Both images caught the same small girl — in one, all gawky smile and bangs; the next, braces and long hair — a few years apart. Until this week, the child in the snapshots had been officially identified only as “Victim Z.A.” or “a family friend.”

But on Tuesday, Kyle Stephens, now a young woman, stepped out from the curtain of anonymity to directly address disgraced USA Gymnastics doctor Larry Nassar before a judge in Lansing.

“I was the first to testify in this case, and worried of the attention that could come of that, I asked for complete anonymity,” Stephens explained, the pictures of her projected over her shoulder stemming from the time of her abuse. “I’m addressing you publicly today as a final step and statement to myself that I have nothing to be ashamed of.”

* * *

“I have been coming for you for a long time,” she told Nassar, who hid his eyes beneath his hand through the testimony. “I’ve told counselors your name in hopes they would report you.
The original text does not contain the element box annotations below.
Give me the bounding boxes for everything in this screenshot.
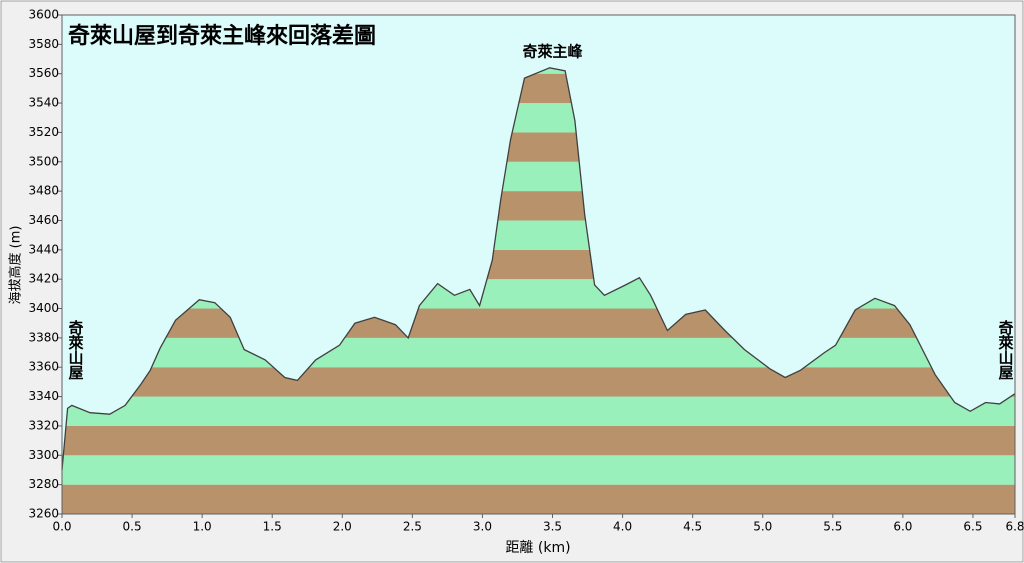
- elevation-band: [62, 337, 1015, 368]
- y-axis-label: 海拔高度 (m): [8, 226, 24, 305]
- y-tick-label: 3520: [28, 125, 59, 139]
- plot-border: [61, 14, 1016, 515]
- x-tick-label: 3.0: [473, 520, 492, 534]
- y-tick-label: 3540: [28, 96, 59, 110]
- y-tick-label: 3380: [28, 330, 59, 344]
- x-tick-label: 0.5: [123, 520, 142, 534]
- y-tick-label: 3440: [28, 242, 59, 256]
- annotation: 奇萊山屋: [67, 319, 85, 381]
- x-tick-label: 0.0: [52, 520, 71, 534]
- x-tick-label: 5.5: [823, 520, 842, 534]
- y-tick-label: 3480: [28, 184, 59, 198]
- y-tick-label: 3420: [28, 272, 59, 286]
- x-tick-label: 6.0: [893, 520, 912, 534]
- y-tick-label: 3560: [28, 66, 59, 80]
- x-tick-label: 4.0: [613, 520, 632, 534]
- annotation: 奇萊山屋: [997, 319, 1015, 381]
- elevation-band: [62, 367, 1015, 397]
- y-tick-label: 3340: [28, 389, 59, 403]
- y-tick-label: 3600: [28, 8, 59, 22]
- x-tick-label: 2.5: [403, 520, 422, 534]
- x-tick-label: 6.8: [1005, 520, 1024, 534]
- x-tick-label: 2.0: [333, 520, 352, 534]
- y-tick-label: 3400: [28, 301, 59, 315]
- y-tick-label: 3280: [28, 477, 59, 491]
- y-tick-label: 3460: [28, 213, 59, 227]
- elevation-line: [61, 67, 1016, 471]
- y-tick-label: 3260: [28, 507, 59, 521]
- elevation-band: [62, 484, 1015, 514]
- x-tick-label: 6.5: [963, 520, 982, 534]
- y-tick-label: 3500: [28, 154, 59, 168]
- x-tick-label: 1.5: [263, 520, 282, 534]
- elevation-band: [62, 455, 1015, 485]
- x-tick-label: 5.0: [753, 520, 772, 534]
- x-tick-label: 4.5: [683, 520, 702, 534]
- elevation-band: [62, 308, 1015, 338]
- y-tick-label: 3580: [28, 37, 59, 51]
- y-tick-label: 3300: [28, 448, 59, 462]
- y-tick-label: 3360: [28, 360, 59, 374]
- y-tick-label: 3320: [28, 418, 59, 432]
- plot-layer: 3260 3280 3300 3320 3340 3360 3380 3400 3420 3440…: [28, 8, 1024, 534]
- annotation: 奇萊主峰: [523, 43, 584, 61]
- elevation-band: [62, 396, 1015, 426]
- x-tick-label: 3.5: [543, 520, 562, 534]
- x-tick-label: 1.0: [193, 520, 212, 534]
- elevation-band: [62, 425, 1015, 456]
- chart-title: 奇萊山屋到奇萊主峰來回落差圖: [68, 23, 376, 49]
- x-axis-label: 距離 (km): [505, 539, 570, 556]
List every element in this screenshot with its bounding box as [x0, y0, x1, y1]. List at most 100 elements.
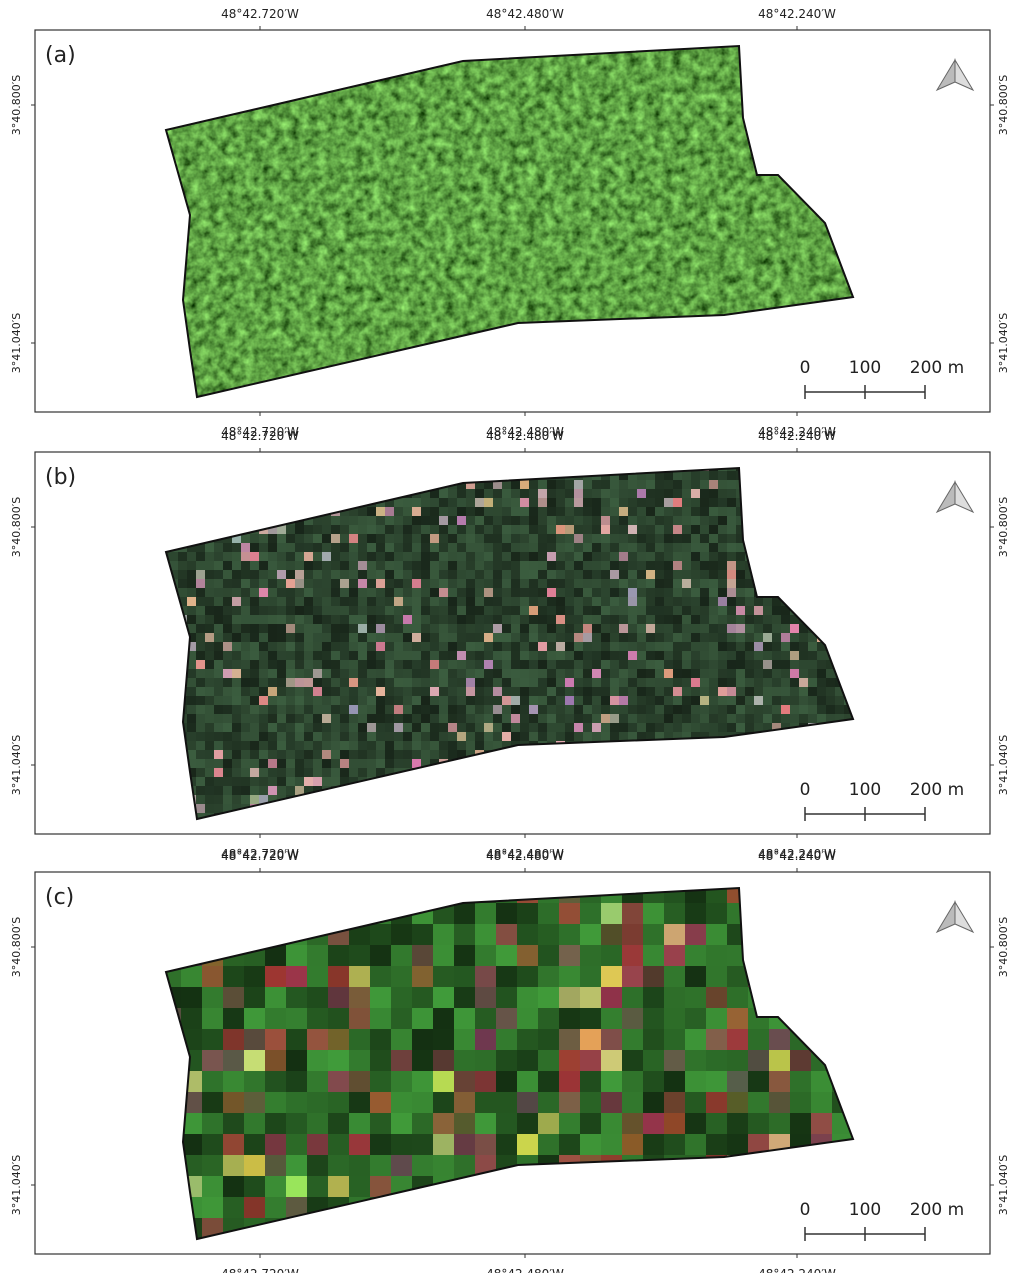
- pixel: [709, 516, 719, 526]
- scale-label: 100: [849, 358, 881, 378]
- pixel: [619, 507, 629, 517]
- pixel: [682, 642, 692, 652]
- pixel: [370, 1008, 392, 1030]
- pixel: [673, 579, 683, 589]
- pixel: [205, 768, 215, 778]
- pixel: [178, 561, 188, 571]
- pixel: [331, 687, 341, 697]
- pixel: [466, 516, 476, 526]
- pixel: [358, 660, 368, 670]
- pixel: [250, 768, 260, 778]
- pixel: [286, 1050, 308, 1072]
- pixel: [223, 687, 233, 697]
- pixel: [619, 642, 629, 652]
- pixel: [223, 750, 233, 760]
- pixel: [538, 696, 548, 706]
- pixel: [205, 732, 215, 742]
- pixel: [412, 750, 422, 760]
- pixel: [718, 705, 728, 715]
- pixel: [790, 633, 800, 643]
- pixel: [484, 723, 494, 733]
- pixel: [826, 705, 836, 715]
- pixel: [736, 579, 746, 589]
- pixel: [496, 924, 518, 946]
- pixel: [385, 552, 395, 562]
- pixel: [790, 1092, 812, 1114]
- pixel: [196, 579, 206, 589]
- pixel: [610, 507, 620, 517]
- pixel: [583, 624, 593, 634]
- pixel: [322, 624, 332, 634]
- pixel: [391, 1155, 413, 1177]
- pixel: [466, 723, 476, 733]
- pixel: [466, 669, 476, 679]
- pixel: [601, 588, 611, 598]
- pixel: [265, 1092, 287, 1114]
- pixel: [259, 669, 269, 679]
- pixel: [709, 696, 719, 706]
- pixel: [664, 507, 674, 517]
- pixel: [748, 1092, 770, 1114]
- pixel: [313, 777, 323, 787]
- pixel: [313, 525, 323, 535]
- pixel: [592, 651, 602, 661]
- pixel: [214, 543, 224, 553]
- pixel: [673, 498, 683, 508]
- pixel: [367, 633, 377, 643]
- pixel: [496, 966, 518, 988]
- pixel: [619, 687, 629, 697]
- pixel: [547, 615, 557, 625]
- pixel: [574, 687, 584, 697]
- pixel: [265, 1155, 287, 1177]
- figure: (a)0100200 m48°42.720′W48°42.720′W48°42.…: [0, 0, 1017, 1273]
- pixel: [706, 1008, 728, 1030]
- pixel: [394, 606, 404, 616]
- pixel: [646, 489, 656, 499]
- pixel: [655, 714, 665, 724]
- pixel: [196, 723, 206, 733]
- pixel: [781, 642, 791, 652]
- pixel: [187, 714, 197, 724]
- pixel: [646, 543, 656, 553]
- pixel: [244, 1029, 266, 1051]
- pixel: [313, 606, 323, 616]
- pixel: [322, 588, 332, 598]
- pixel: [673, 633, 683, 643]
- pixel: [448, 705, 458, 715]
- pixel: [214, 795, 224, 805]
- pixel: [592, 480, 602, 490]
- pixel: [559, 903, 581, 925]
- pixel: [286, 1092, 308, 1114]
- pixel: [682, 714, 692, 724]
- pixel: [574, 669, 584, 679]
- pixel: [520, 705, 530, 715]
- pixel: [637, 678, 647, 688]
- pixel: [448, 606, 458, 616]
- pixel: [727, 1071, 749, 1093]
- pixel: [664, 480, 674, 490]
- pixel: [250, 741, 260, 751]
- pixel: [394, 669, 404, 679]
- pixel: [772, 642, 782, 652]
- pixel: [628, 498, 638, 508]
- longitude-label: 48°42.240′W: [758, 849, 836, 863]
- pixel: [244, 1134, 266, 1156]
- pixel: [214, 579, 224, 589]
- pixel: [664, 924, 686, 946]
- pixel: [394, 660, 404, 670]
- pixel: [370, 1050, 392, 1072]
- pixel: [664, 1092, 686, 1114]
- pixel: [376, 624, 386, 634]
- pixel: [205, 795, 215, 805]
- pixel: [691, 705, 701, 715]
- pixel: [547, 714, 557, 724]
- pixel: [664, 1008, 686, 1030]
- pixel: [403, 570, 413, 580]
- pixel: [574, 570, 584, 580]
- pixel: [790, 651, 800, 661]
- pixel: [385, 642, 395, 652]
- pixel: [349, 1008, 371, 1030]
- pixel: [250, 777, 260, 787]
- pixel: [769, 1071, 791, 1093]
- pixel: [322, 696, 332, 706]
I’ve told your name to Child Protective Services twice. I gave a testament to get your medical license revoked. You were first arrested on my charges. And now as the only nonmedical victim to come forward, I testify to let the world know you are a repulsive liar.”

* * *

When she was 12 years old, thanks to news accounts of the Catholic Church priest abuse and a friend’s own story about molestation, Stephens realized what was happening. She told her parents about what Nassar had been doing to her. Her parents confronted their friend.

“Due to complex details that I won’t get into here, my parents choose to believe Larry Nassar over me,” she said. Convinced their daughter had made a false allegation against a friend, Stephens’s parents brought Nassar over to their home to speak to her. Nassar told her, “No one should ever do that, and if they do, you should tell someone,” Stephens told the court.